China’s leaders are “using fiscal and monetary policy to control areas of growth, but investors are being cautious and I think they are getting nervous about what they say,” Gluskie added.
In Taipei, the TAIEX fell 0.69 percent, or 60.16 points, to close the week on 8,687.63, compared with 8,713.96 on March 7.
On Friday, Taiwan Semiconductor Manufacturing Co (台積電) slipped 1.29 percent to NT$115, while Hon Hai Precision Industry Co (鴻海精密) lost 0.7 percent to close at NT$85.5
In Hong Kong, the Hang Seng China Enterprises Index of mainland companies listed, also known as the H-share index, dropped 4.2 percent. The gauge is more than 19 percent down from a high on Dec. 2 last year and is nearing a so-called bear market. The Hang Seng Index also declined this week, falling 4.9 percent in the biggest decline since May 2012, while the Shanghai Composite Index lost 2.6 percent.

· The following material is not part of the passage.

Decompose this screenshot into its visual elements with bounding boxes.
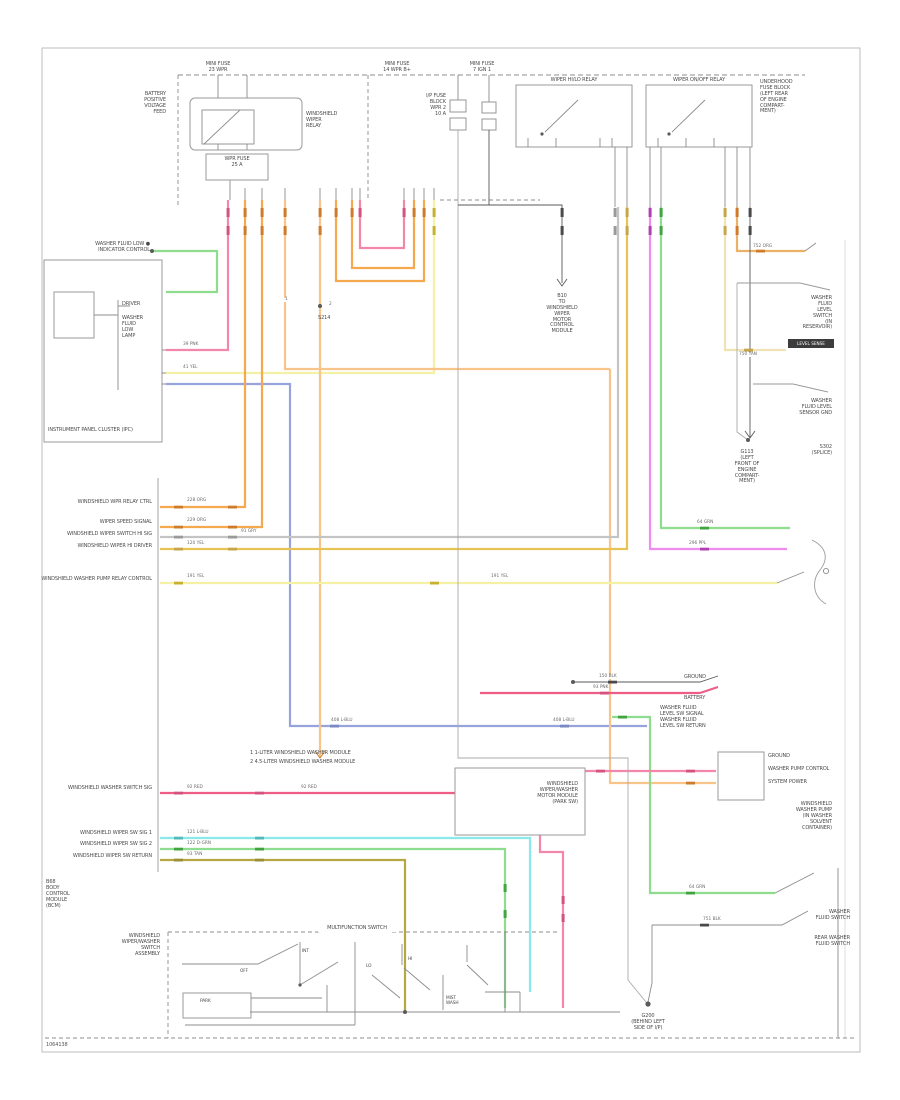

China’s factory production increased 8.6 percent annually in the January-to-February period, the Chinese National Bureau of Statistics said on Thursday, compared with the 9.5 percent median projection of analysts surveyed by Bloomberg News, while retail sales rose 11.8 percent, missing expectations for a 13.5 percent gain in the period.
Aggregate financing in China decreased to 938.7 billion yuan (US$153 billion) last month amid a crackdown on shadow lending, a government report this week showed. That compares with January’s record 2.58 trillion.
Chinese exports slid the most since 2009 last month, a separate report showed.
In Japan, the TOPIX slid 5.8 percent, its biggest weekly decline since June last year, while the smaller Nikkei 225 Stock Average lost 6.2 percent. Exporters slid after the yen rose as much as 0.5 percent to 101.36 to the US dollar.
Elsewhere in the region, South Korea’s KOSPI fell 0.3 percent, Australia’s S&P/ASX 200 Index dropped 2.4 percent after data showed companies boosted full-time payrolls last month by the most in more than 22 years and in Singapore, the Straits Times Index declined 2 percent.
In Wellington, the NZX 50 Index slid 0.9 percent this week after the Reserve Bank of New Zealand raised its key interest rate to make New Zealnd the first developed market nation to exit record-low borrowing costs this year.
On Friday, the NZX slid 0.64 percent, or 32.66 points, from Thursday to close on 5,079.32.
The MSCI Asia-Pacific gauge ended the week trading at 12.65 times estimated earnings, compared with multiples of 15.66 for the Standard & Poor’s 500 Index and 14.04 for the STOXX Europe 600 Index, data compiled by Bloomberg show.
In other markets on Friday:
Mumbai closed 22.55 points up from Thursday to finish the week at 21,797.16 points.
Manila closed 0.60 percent lower, giving up 38.55 points to close on 6,391.24.